What is my elevation?

Tap one button and we read your device’s location, then look up the ground elevation there from a global terrain model — shown big in meters and feet, with a map, accuracy note and a couple of fun altitude facts. No account, nothing stored.

Find the elevation above sea level at your current spot.

Elevation (above sea level)

Tap “Use my location” to read your altitude.

Elevation data: Open-Meteo digital elevation model (SRTM / Copernicus). Coordinates use the WGS84 datum; heights are above mean sea level.

Runs in your browser — your location is never stored.

What is elevation?

Elevation (or altitude) is the vertical height of a point above mean sea level, measured in meters or feet. It describes how high the ground is, not how high you are flying or standing. The same point can be written as a height plus a latitude and longitude on the WGS84 datum.

How to find your elevation

  1. Tap “Use my location” and allow the browser to access your position when prompted.
  2. We send only those coordinates to a terrain-elevation service and read back the ground height.
  3. See your elevation shown big in both meters and feet, with a map marker and accuracy note.
  4. Copy any value, or open the exact point in Google Maps.

Elevation accuracy by source

SourceTypical accuracyBest for
Terrain model (DEM, used here)±2–5 m (≈8–16 ft)Ground height at a coordinate, anywhere on Earth
Phone GPS altitude±10–30 m (often worse)Rough, real-time height of the device
Barometric altimeter±1–3 m when calibratedRelative height changes (hiking, stairs)
Surveyed benchmarkCentimeter-levelEngineering and official reference points

Why DEM elevation, not your phone’s altimeter?

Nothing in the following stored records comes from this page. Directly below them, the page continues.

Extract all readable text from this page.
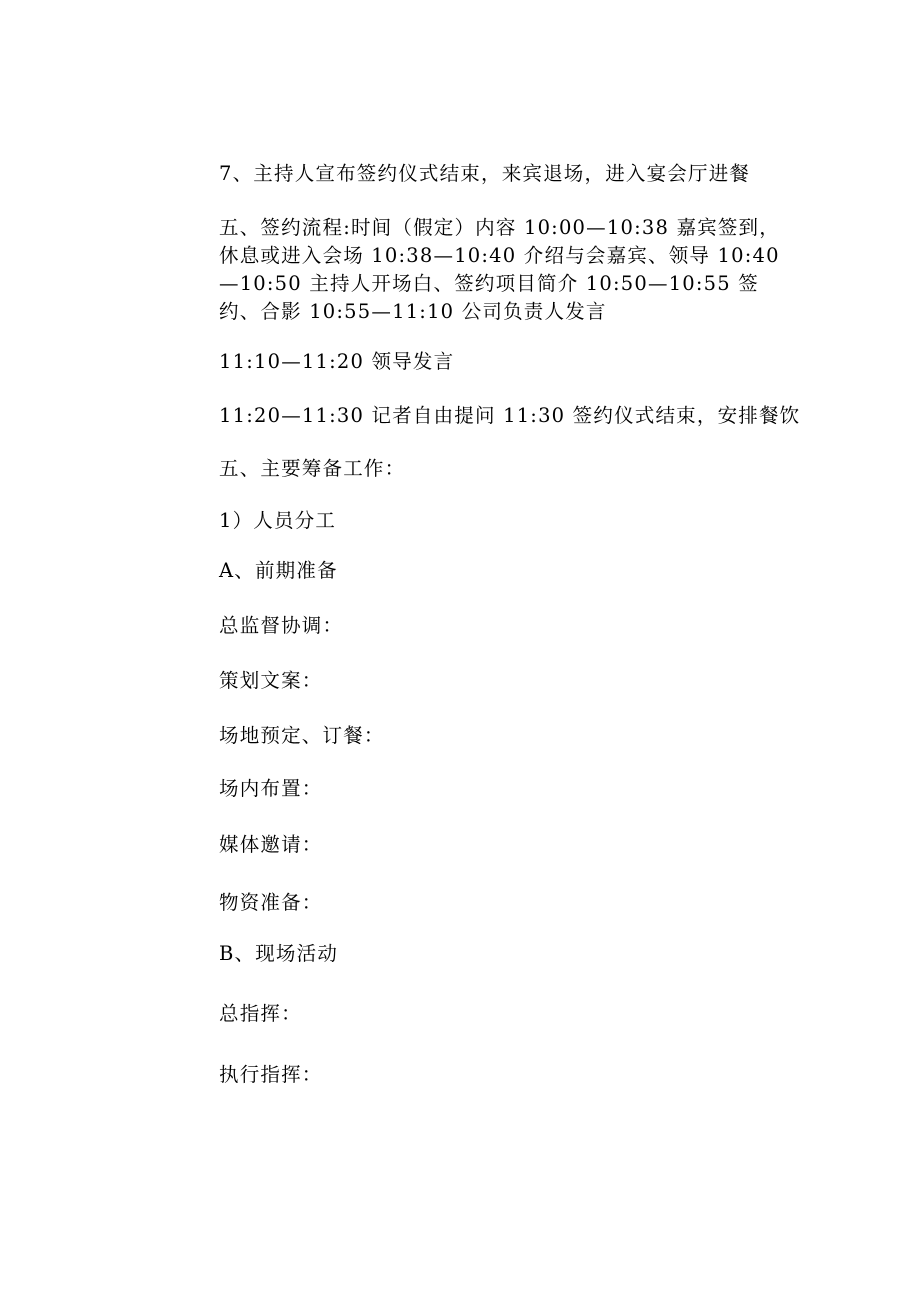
7、主持人宣布签约仪式结束，来宾退场，进入宴会厅进餐

五、签约流程:时间（假定）内容 10:00—10:38 嘉宾签到，休息或进入会场 10:38—10:40 介绍与会嘉宾、领导 10:40—10:50 主持人开场白、签约项目简介 10:50—10:55 签约、合影 10:55—11:10 公司负责人发言

11:10—11:20 领导发言

11:20—11:30 记者自由提问 11:30 签约仪式结束，安排餐饮

五、主要筹备工作：

1）人员分工

A、前期准备

总监督协调：

策划文案：

场地预定、订餐：

场内布置：

媒体邀请：

物资准备：

B、现场活动

总指挥：

执行指挥：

Your phone reports GPS altitude that can swing by tens of meters, so we instead look up the ground height at your coordinates from a digital elevation model (DEM). This gives a stable, repeatable figure for the terrain itself. To check the height of a place you are not standing at, try elevation by address.

Uses for knowing your elevation

Hikers and cyclists track climb and altitude; pilots and drone operators check ground level; runners adjust pace for thin air; and gardeners and brewers care because water boils cooler as you go up. It also pairs well with our coordinate converter and my location tools.

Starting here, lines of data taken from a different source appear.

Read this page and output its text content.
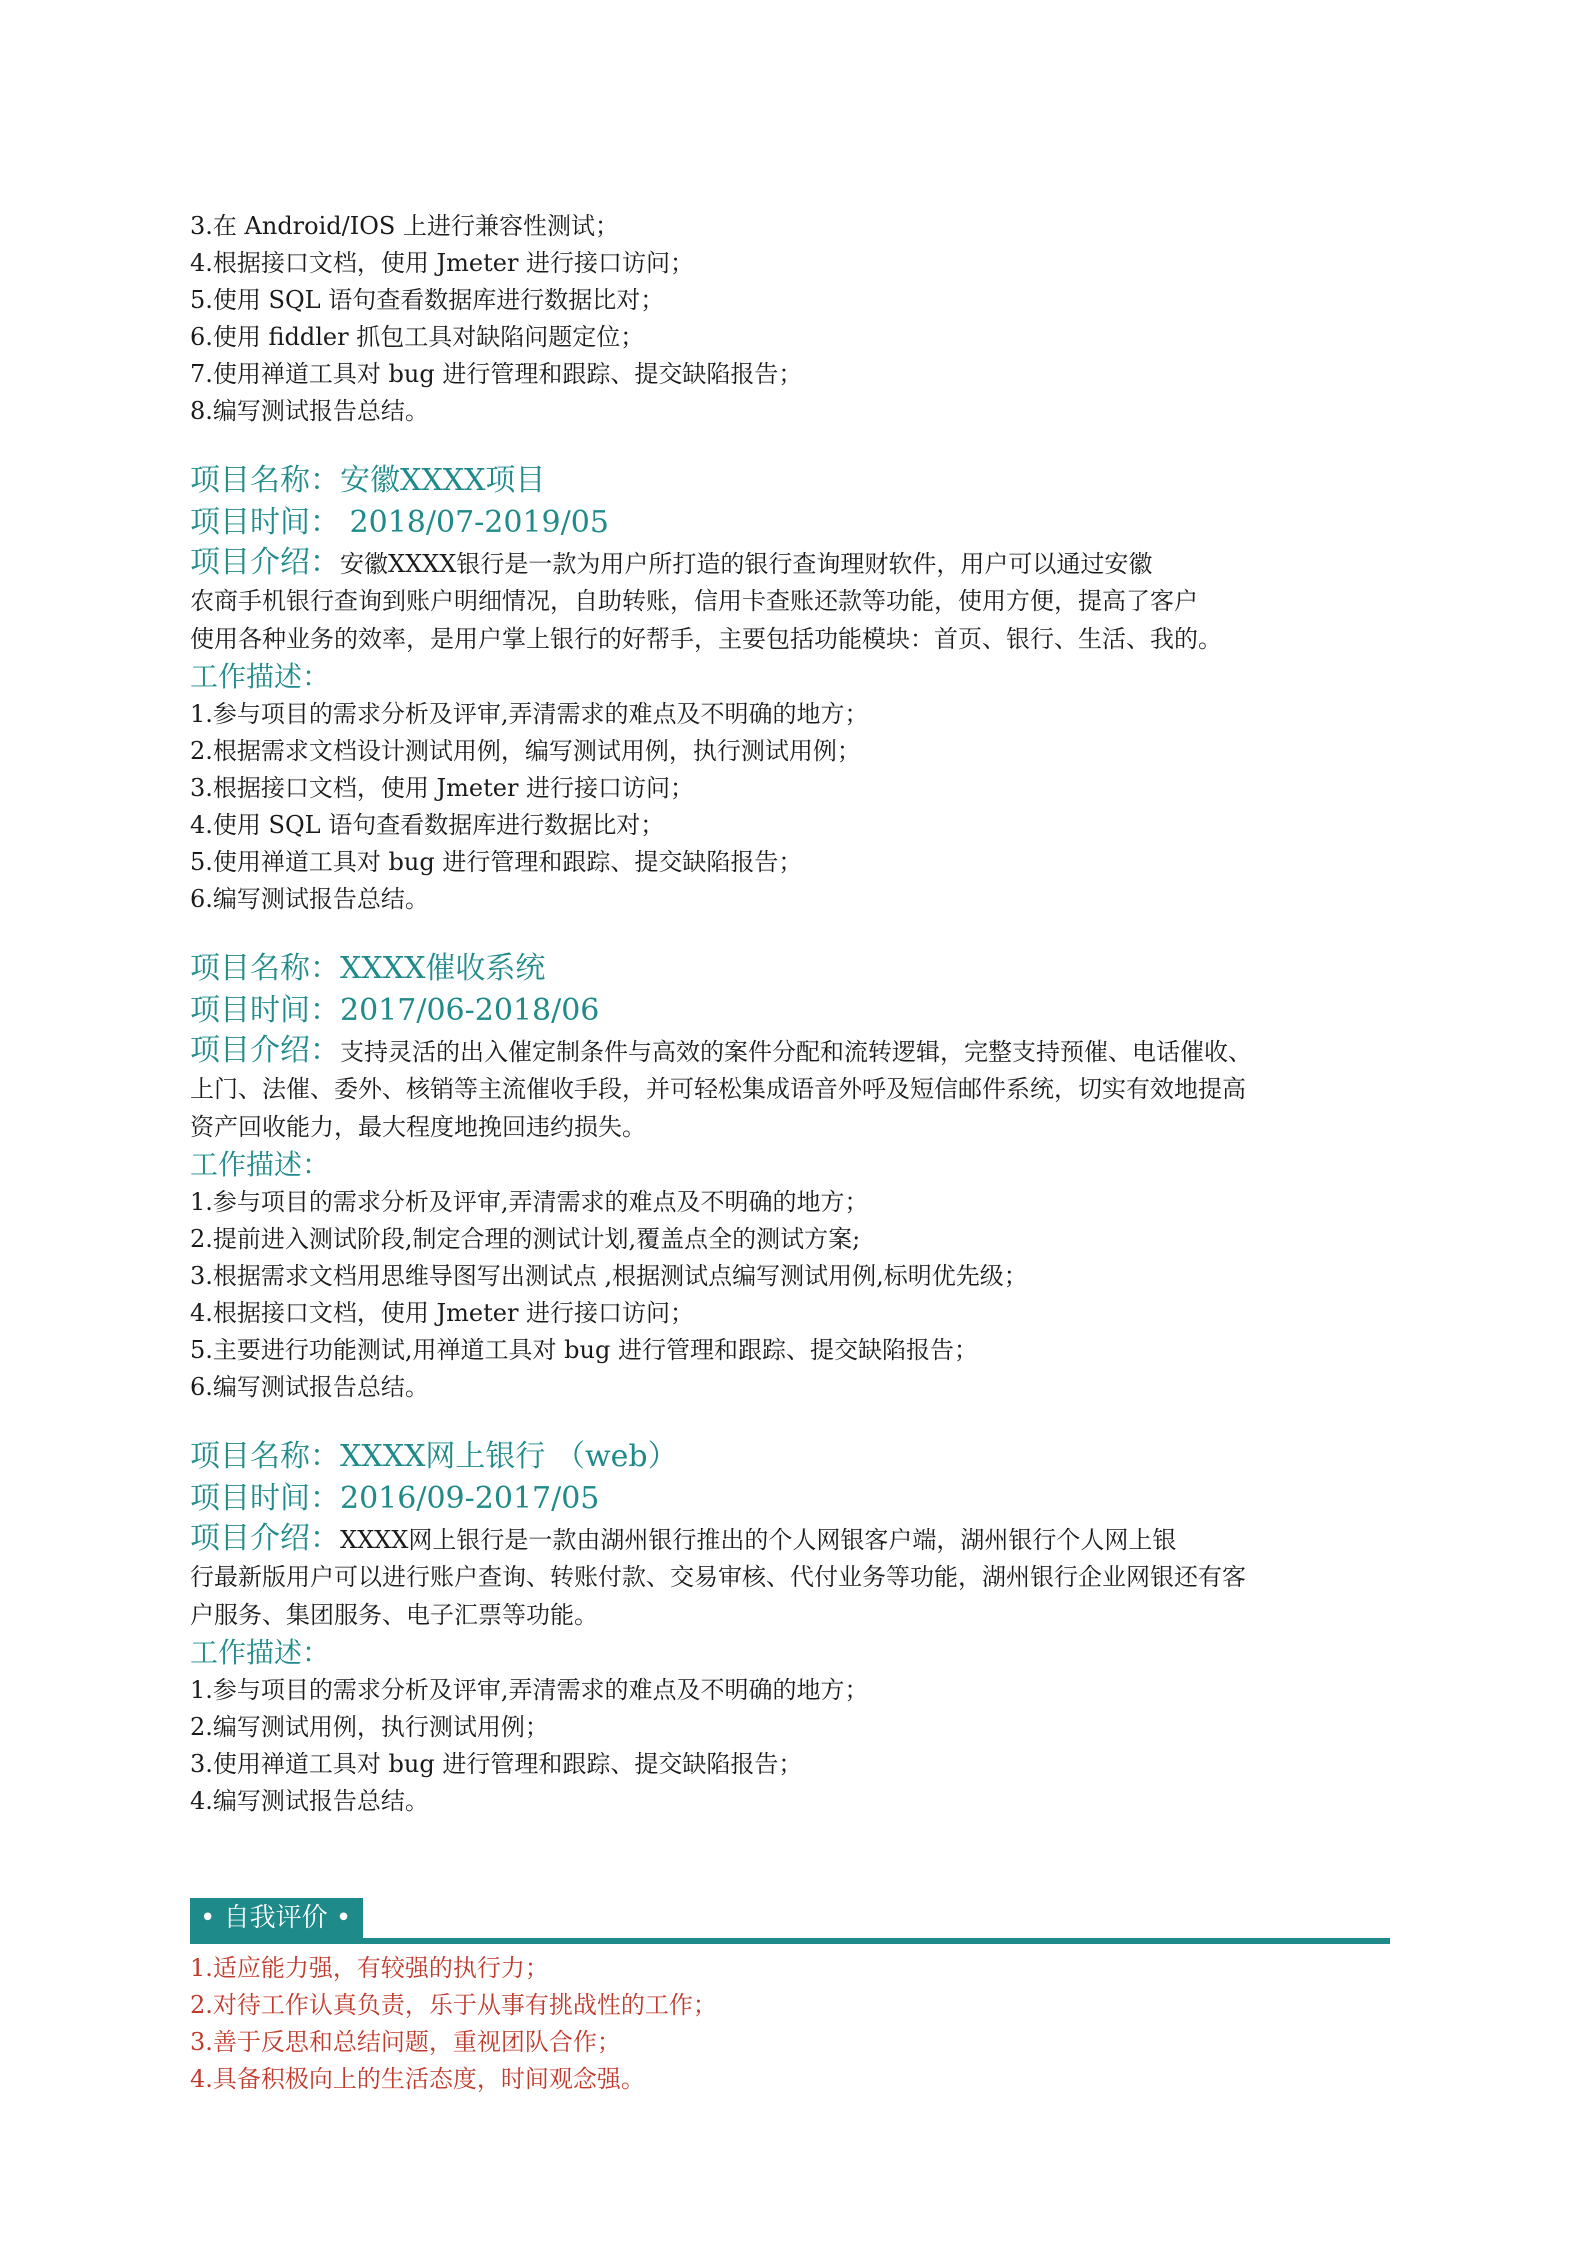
3.在 Android/IOS 上进行兼容性测试；
4.根据接口文档，使用 Jmeter 进行接口访问；
5.使用 SQL 语句查看数据库进行数据比对；
6.使用 fiddler 抓包工具对缺陷问题定位；
7.使用禅道工具对 bug 进行管理和跟踪、提交缺陷报告；
8.编写测试报告总结。
项目名称：安徽XXXX项目
项目时间： 2018/07-2019/05
项目介绍：安徽XXXX银行是一款为用户所打造的银行查询理财软件，用户可以通过安徽
农商手机银行查询到账户明细情况，自助转账，信用卡查账还款等功能，使用方便，提高了客户
使用各种业务的效率，是用户掌上银行的好帮手，主要包括功能模块：首页、银行、生活、我的。
工作描述：
1.参与项目的需求分析及评审,弄清需求的难点及不明确的地方；
2.根据需求文档设计测试用例，编写测试用例，执行测试用例；
3.根据接口文档，使用 Jmeter 进行接口访问；
4.使用 SQL 语句查看数据库进行数据比对；
5.使用禅道工具对 bug 进行管理和跟踪、提交缺陷报告；
6.编写测试报告总结。
项目名称：XXXX催收系统
项目时间：2017/06-2018/06
项目介绍：支持灵活的出入催定制条件与高效的案件分配和流转逻辑，完整支持预催、电话催收、
上门、法催、委外、核销等主流催收手段，并可轻松集成语音外呼及短信邮件系统，切实有效地提高
资产回收能力，最大程度地挽回违约损失。
工作描述：
1.参与项目的需求分析及评审,弄清需求的难点及不明确的地方；
2.提前进入测试阶段,制定合理的测试计划,覆盖点全的测试方案;
3.根据需求文档用思维导图写出测试点 ,根据测试点编写测试用例,标明优先级；
4.根据接口文档，使用 Jmeter 进行接口访问；
5.主要进行功能测试,用禅道工具对 bug 进行管理和跟踪、提交缺陷报告；
6.编写测试报告总结。
项目名称：XXXX网上银行 （web）
项目时间：2016/09-2017/05
项目介绍：XXXX网上银行是一款由湖州银行推出的个人网银客户端，湖州银行个人网上银
行最新版用户可以进行账户查询、转账付款、交易审核、代付业务等功能，湖州银行企业网银还有客
户服务、集团服务、电子汇票等功能。
工作描述：
1.参与项目的需求分析及评审,弄清需求的难点及不明确的地方；
2.编写测试用例，执行测试用例；
3.使用禅道工具对 bug 进行管理和跟踪、提交缺陷报告；
4.编写测试报告总结。
• 自我评价 •
1.适应能力强，有较强的执行力；
2.对待工作认真负责，乐于从事有挑战性的工作；
3.善于反思和总结问题，重视团队合作；
4.具备积极向上的生活态度，时间观念强。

Frequently asked questions

How do I find my elevation above sea level?

Open this page and tap “Use my location.” Your browser shares your coordinates, and we look up the ground elevation there from a global terrain model, then display it in meters and feet with a map. Nothing is saved. You can also check any place with elevation by address.

Is the elevation in meters or feet?

Both. The result is shown as a big dual-unit number — meters and feet side by side — and you can copy either one. Feet are calculated from meters using the exact factor 1 m = 3.28084 ft, so the two values always agree.

How accurate is this elevation?

It comes from a digital elevation model, typically accurate to about ±2–5 m (8–16 ft) over flat ground and coarser in steep terrain. That is usually better than a phone’s GPS altitude, which can be off by tens of meters. It is not survey-grade.

Does it use my phone’s altimeter or GPS altitude?

No. We use your horizontal coordinates to look up the terrain height from an elevation model, which is far more stable than raw GPS altitude. The accuracy figure shown is your position fix, not the elevation’s vertical error.

Is my location stored or shared?

No. Your coordinates are sent only to fetch the elevation value and are never stored or linked to you. There is no account and no tracking — the tool just reads a height and shows it. See our privacy page for details.

Where does the elevation data come from?

From the Open-Meteo elevation service, which is built on open SRTM and Copernicus digital elevation models with worldwide coverage. Heights are above mean sea level on the WGS84 datum, matching the coordinates shown.